Crime in the Dominican Republic is investigated by the Dominican Republic National Police. In 2023 there were 1,237 recorded homicides (11.5 per 100,000), a drop of about 152 cases from the previous year. There were 34,293 robberies, averaging around 189 per day, and this was a 17% reduction compared to the same period in 2022. According to database Numbeo, the Crime Index (CI) in the Dominican Republic is 60.30, and the Safety Index (SI) is 39.70, indicating moderate to high crime concerns.

== Crime by type ==
=== Murder ===

As of September 2020, the Dominican Republic recorded 705 murders according to its Citizen Security Observatory, giving the country a projected annual total of 940 killings and a homicide rate of 9.0 per 100,000 (one of the lowest in the region). This continues the nation’s unbroken decrease in homicides since 2011, following 2019’s total of 1,026 homicides. As of 2025 the country's homicide rate was reported at about 8.3 per 100,000 people.

=== Illegal drug trade ===
The Dominican Republic has become a trans-shipment point for Colombian drugs destined to Europe as well as the United States and Canada. Money laundering via the Dominican Republic is favored by the drug cartels for the ease of illicit financial transactions. In 2004, it was estimated that 8% of all cocaine smuggled into the United States had come through the Dominican Republic. The Dominican Republic responded with increased efforts to seize drug shipments, arrest and extradite those involved, and combat money-laundering.

=== Robbery ===
Purse snatchers and briefcase thieves are known to work hotel bars and restaurants waiting for unknowing guests to place these items on chairs or under tables. Pools or beaches are attractive areas for thieves.

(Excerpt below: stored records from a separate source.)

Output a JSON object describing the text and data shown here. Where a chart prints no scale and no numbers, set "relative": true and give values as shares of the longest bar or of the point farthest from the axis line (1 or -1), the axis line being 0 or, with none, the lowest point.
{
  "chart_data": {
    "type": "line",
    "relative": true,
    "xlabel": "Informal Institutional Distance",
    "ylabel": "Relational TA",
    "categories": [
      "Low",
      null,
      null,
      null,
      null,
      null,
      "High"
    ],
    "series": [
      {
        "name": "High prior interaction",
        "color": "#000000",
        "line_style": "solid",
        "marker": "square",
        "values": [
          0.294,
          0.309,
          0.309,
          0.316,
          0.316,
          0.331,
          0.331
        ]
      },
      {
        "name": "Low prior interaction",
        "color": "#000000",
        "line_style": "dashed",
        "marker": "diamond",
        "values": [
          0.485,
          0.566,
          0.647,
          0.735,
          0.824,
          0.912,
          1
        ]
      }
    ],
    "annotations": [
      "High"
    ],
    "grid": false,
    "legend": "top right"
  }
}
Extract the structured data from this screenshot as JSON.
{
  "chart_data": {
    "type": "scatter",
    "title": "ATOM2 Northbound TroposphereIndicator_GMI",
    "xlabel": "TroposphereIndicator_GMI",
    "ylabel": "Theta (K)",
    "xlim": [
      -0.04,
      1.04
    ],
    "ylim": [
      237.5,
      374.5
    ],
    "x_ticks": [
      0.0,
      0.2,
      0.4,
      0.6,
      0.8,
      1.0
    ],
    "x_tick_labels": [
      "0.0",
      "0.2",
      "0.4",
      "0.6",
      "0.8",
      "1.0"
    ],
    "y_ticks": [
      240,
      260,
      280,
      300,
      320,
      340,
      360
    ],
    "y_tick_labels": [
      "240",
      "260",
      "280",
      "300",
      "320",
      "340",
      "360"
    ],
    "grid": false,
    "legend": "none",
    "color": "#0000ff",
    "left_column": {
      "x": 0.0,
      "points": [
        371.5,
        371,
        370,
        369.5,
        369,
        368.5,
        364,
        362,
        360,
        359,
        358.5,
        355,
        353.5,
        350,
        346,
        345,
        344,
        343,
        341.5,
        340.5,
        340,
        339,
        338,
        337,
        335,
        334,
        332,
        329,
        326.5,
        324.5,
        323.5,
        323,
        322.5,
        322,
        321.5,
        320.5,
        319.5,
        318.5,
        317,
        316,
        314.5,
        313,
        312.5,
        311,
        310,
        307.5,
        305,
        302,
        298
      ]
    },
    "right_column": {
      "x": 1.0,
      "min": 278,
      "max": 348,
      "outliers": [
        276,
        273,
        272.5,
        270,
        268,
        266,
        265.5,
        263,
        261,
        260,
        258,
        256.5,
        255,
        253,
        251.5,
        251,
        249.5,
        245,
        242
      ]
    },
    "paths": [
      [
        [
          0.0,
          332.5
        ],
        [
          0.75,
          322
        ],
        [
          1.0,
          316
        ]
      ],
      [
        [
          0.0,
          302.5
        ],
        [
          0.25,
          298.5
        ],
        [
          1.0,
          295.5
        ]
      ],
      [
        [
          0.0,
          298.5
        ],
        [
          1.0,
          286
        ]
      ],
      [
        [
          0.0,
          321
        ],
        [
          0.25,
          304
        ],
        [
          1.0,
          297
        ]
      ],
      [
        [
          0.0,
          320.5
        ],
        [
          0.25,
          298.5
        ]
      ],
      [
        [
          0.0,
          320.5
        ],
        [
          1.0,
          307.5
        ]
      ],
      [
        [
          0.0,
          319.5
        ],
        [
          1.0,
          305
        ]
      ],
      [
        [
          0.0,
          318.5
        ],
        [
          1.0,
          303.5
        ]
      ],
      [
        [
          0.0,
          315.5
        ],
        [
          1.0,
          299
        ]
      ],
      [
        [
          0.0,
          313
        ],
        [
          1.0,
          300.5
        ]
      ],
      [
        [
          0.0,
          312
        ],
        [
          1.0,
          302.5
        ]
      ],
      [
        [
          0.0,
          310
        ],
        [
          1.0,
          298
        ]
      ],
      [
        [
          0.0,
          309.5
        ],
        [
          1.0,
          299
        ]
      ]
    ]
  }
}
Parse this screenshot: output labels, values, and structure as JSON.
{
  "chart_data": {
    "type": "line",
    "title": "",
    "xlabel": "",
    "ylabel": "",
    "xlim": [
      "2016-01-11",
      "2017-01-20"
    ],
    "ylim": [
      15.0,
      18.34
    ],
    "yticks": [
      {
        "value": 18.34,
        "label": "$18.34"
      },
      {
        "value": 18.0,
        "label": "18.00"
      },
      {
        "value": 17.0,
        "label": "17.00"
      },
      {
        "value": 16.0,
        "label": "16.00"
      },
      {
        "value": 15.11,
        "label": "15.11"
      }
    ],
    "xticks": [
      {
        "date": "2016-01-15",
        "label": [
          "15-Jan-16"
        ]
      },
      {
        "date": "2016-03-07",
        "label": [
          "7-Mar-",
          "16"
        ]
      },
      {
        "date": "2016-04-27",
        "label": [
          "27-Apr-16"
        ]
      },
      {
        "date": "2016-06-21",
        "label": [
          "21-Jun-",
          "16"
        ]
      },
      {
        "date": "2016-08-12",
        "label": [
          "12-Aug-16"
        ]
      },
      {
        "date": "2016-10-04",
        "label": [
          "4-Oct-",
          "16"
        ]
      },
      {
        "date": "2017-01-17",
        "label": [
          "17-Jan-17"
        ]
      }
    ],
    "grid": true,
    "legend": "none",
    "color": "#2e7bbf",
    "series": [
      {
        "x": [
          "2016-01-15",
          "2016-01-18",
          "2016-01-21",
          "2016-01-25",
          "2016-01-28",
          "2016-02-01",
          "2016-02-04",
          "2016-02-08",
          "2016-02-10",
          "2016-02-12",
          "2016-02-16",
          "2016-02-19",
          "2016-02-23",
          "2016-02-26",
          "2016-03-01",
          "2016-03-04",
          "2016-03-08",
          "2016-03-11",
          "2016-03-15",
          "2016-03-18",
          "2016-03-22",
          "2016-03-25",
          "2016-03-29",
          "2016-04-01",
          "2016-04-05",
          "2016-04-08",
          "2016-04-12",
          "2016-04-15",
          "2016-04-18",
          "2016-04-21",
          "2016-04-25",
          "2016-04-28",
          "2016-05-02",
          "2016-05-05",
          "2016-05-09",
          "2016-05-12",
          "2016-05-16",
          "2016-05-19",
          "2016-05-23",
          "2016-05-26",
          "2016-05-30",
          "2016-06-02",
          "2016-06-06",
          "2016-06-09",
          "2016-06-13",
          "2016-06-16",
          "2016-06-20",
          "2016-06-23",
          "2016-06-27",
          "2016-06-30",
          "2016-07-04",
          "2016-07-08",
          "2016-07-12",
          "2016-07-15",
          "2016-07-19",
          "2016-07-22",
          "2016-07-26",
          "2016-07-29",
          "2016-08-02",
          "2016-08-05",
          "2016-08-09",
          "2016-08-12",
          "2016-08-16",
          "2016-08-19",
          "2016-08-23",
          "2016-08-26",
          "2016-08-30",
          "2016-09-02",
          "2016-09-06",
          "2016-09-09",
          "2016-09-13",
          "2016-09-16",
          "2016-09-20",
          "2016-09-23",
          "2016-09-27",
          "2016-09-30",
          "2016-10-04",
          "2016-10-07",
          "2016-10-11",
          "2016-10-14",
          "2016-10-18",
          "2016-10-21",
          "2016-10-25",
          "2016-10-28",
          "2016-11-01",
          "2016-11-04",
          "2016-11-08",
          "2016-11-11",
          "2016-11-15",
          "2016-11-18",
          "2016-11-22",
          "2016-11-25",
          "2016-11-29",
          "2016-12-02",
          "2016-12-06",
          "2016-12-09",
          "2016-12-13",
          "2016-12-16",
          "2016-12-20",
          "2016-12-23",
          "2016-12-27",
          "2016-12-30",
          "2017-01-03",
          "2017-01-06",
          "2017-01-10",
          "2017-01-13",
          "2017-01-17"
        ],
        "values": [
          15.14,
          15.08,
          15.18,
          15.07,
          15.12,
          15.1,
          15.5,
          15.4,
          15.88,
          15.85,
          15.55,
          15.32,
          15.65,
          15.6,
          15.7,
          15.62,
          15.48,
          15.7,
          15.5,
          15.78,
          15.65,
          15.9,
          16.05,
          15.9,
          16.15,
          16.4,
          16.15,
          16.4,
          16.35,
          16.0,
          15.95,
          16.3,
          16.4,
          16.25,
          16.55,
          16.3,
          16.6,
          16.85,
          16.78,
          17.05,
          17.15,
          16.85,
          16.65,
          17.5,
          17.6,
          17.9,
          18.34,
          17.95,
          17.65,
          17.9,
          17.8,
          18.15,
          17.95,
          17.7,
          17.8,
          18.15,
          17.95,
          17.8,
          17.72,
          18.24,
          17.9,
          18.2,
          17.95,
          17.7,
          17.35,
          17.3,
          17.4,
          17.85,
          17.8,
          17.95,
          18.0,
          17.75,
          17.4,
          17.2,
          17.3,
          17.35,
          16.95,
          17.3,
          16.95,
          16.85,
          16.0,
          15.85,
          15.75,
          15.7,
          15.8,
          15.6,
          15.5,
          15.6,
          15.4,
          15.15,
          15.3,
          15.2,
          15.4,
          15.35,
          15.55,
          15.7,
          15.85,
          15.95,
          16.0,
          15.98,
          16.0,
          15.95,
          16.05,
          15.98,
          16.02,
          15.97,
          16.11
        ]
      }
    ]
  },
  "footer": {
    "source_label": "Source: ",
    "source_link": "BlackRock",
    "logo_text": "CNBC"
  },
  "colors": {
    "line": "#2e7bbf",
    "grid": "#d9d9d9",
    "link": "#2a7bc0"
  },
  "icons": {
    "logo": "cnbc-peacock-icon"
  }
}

The most common type of crime are drive-by robberies that are normally performed by one or two assailants on a motorcycle, scooter, or even a bicycle. The assailant will drive up and grab anything that is in arm's reach: purses, cellular phones, necklaces, etc. In metropolitan Santo Domingo the majority of the motorcycle robberies occurred between 8pm and 11pm, with 85 percent of the motorcycles involved having two riders.

=== Kidnapping ===
There is a low risk of kidnapping in the Dominican Republic. Victims of reported cases include tourists, family members, and common citizens. Some victims have reported being abducted by men in police uniforms or similar clothing, and having been told that their identity needed to be verified. Kidnappers take victims to an undisclosed location and hold them from a few hours to a couple of days.

=== Terrorism ===
The U.S. Department of State has assessed Santo Domingo as being a LOW-threat location for terrorism directed at or affecting official U.S. government interests. There are no known organized domestic terrorist groups. Santo Domingo experienced its first incident of domestic terrorism in 2014, when a male ignited an incendiary device on a crowded subway car, killing one person and injuring dozens. The Dominican Republic is an integral part of the Caribbean, with several international airports. As such, it is a likely transit point for extremists from within the region, Africa, and Europe.

== By location ==
=== Santo Domingo ===
High crime areas in the capital include Arroyo Hondo, Naco, Gazcue, Cristo Rey, Los Mina and Villa Agricola.